Use StepSecurity Harden-Runner to detect compromised dependencies in CI/CD
StepSecurity Harden-Runner adds runtime security monitoring to your GitHub Actions workflows, providing visibility into network calls, file system changes, and process executions during CI/CD runs. Harden-Runner detects the compromised nx packages when they are used in CI/CD. For example, in the CNCF Backstage repository, Harden-Runner flagged malicious anomalous calls to bun.sh and trufflehog. You can read the full post on how Harden-Runner uncovered this activity
Explore this interactive demo to see how Harden-Runner detected the attack in the CNCF Backstage repository:
If you're already using Harden-Runner, we strongly recommend you review recent anomaly detections in your Harden-Runner dashboard. You can get started with Harden-Runner by following this guide
Use StepSecurity Threat Center for real-time supply chain threat intelligence
The StepSecurity Threat Center provides comprehensive details about this incident along with all affected packages. Access the Threat Center through your dashboard to view IOCs, remediation guidance, and real-time updates as new compromised packages are discovered. Threat alerts are automatically delivered to your SIEM via AWS S3 and webhook integrations, enabling immediate incident response when supply chain attacks occur. Our detection systems identified this attack within minutes of publication, providing early warning before widespread exploitation.

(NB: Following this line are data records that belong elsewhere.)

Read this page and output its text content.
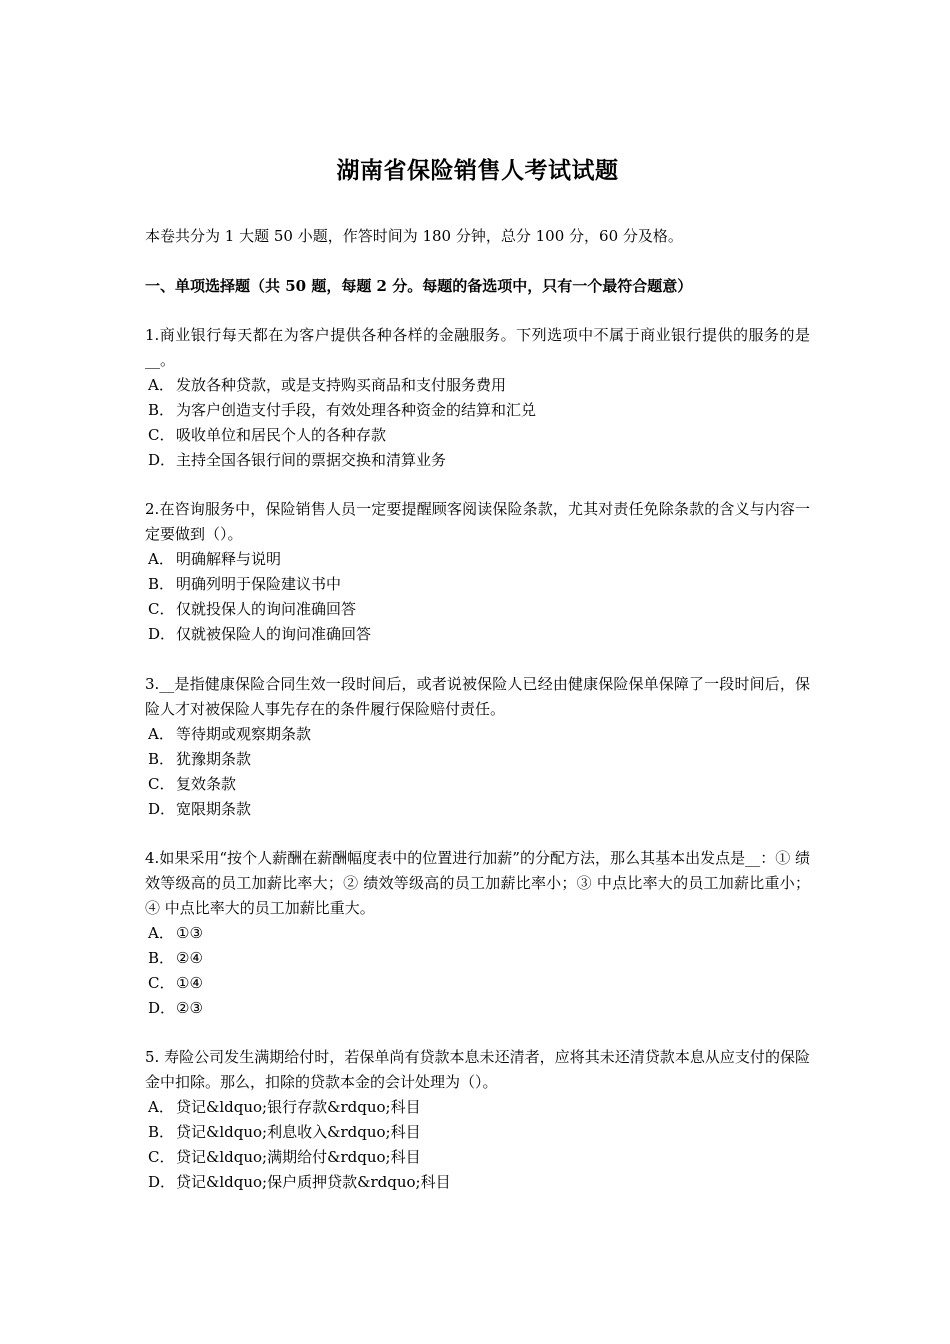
湖南省保险销售人考试试题
本卷共分为 1 大题 50 小题，作答时间为 180 分钟，总分 100 分，60 分及格。
一、单项选择题（共 50 题，每题 2 分。每题的备选项中，只有一个最符合题意）
1.商业银行每天都在为客户提供各种各样的金融服务。下列选项中不属于商业银行提供的服务的是__。
A． 发放各种贷款，或是支持购买商品和支付服务费用
B． 为客户创造支付手段，有效处理各种资金的结算和汇兑
C． 吸收单位和居民个人的各种存款
D．主持全国各银行间的票据交换和清算业务
2.在咨询服务中，保险销售人员一定要提醒顾客阅读保险条款，尤其对责任免除条款的含义与内容一定要做到（）。
A． 明确解释与说明
B． 明确列明于保险建议书中
C． 仅就投保人的询问准确回答
D．仅就被保险人的询问准确回答
3.__是指健康保险合同生效一段时间后，或者说被保险人已经由健康保险保单保障了一段时间后，保险人才对被保险人事先存在的条件履行保险赔付责任。
A． 等待期或观察期条款
B． 犹豫期条款
C． 复效条款
D．宽限期条款
4.如果采用“按个人薪酬在薪酬幅度表中的位置进行加薪”的分配方法，那么其基本出发点是__：① 绩效等级高的员工加薪比率大；② 绩效等级高的员工加薪比率小；③ 中点比率大的员工加薪比重小；④ 中点比率大的员工加薪比重大。
A． ①③
B． ②④
C． ①④
D．②③
5. 寿险公司发生满期给付时，若保单尚有贷款本息未还清者，应将其未还清贷款本息从应支付的保险金中扣除。那么，扣除的贷款本金的会计处理为（）。
A． 贷记&ldquo;银行存款&rdquo;科目
B． 贷记&ldquo;利息收入&rdquo;科目
C． 贷记&ldquo;满期给付&rdquo;科目
D．贷记&ldquo;保户质押贷款&rdquo;科目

Use StepSecurity Artifact Monitor to detect software releases outside of authorized pipelines
StepSecurity Artifact Monitor provides real-time detection of unauthorized package releases by continuously monitoring your artifacts across package registries. This tool would have flagged this incident by detecting that the compromised versions were published outside of the project's authorized CI/CD pipeline. The monitor tracks release patterns, verifies provenance, and alerts teams when packages are published through unusual channels or from unexpected locations. By implementing Artifact Monitor, organizations can catch supply chain compromises within minutes rather than hours or days, significantly reducing the window of exposure to malicious packages.

Learn more about implementing Artifact Monitor in your security workflow at https://docs.stepsecurity.io/artifact-monitor.
Credits
This incident was first announced and reported by Aikido Security. For their analysis and ongoing updates, visit the Aikido blog post.
Conclusion
The "Sha1-Hulud: The Second Coming" attack demonstrates that supply chain security remains one of the most critical challenges facing the software development ecosystem. The story is developing and we will continue to update this post as new information becomes available.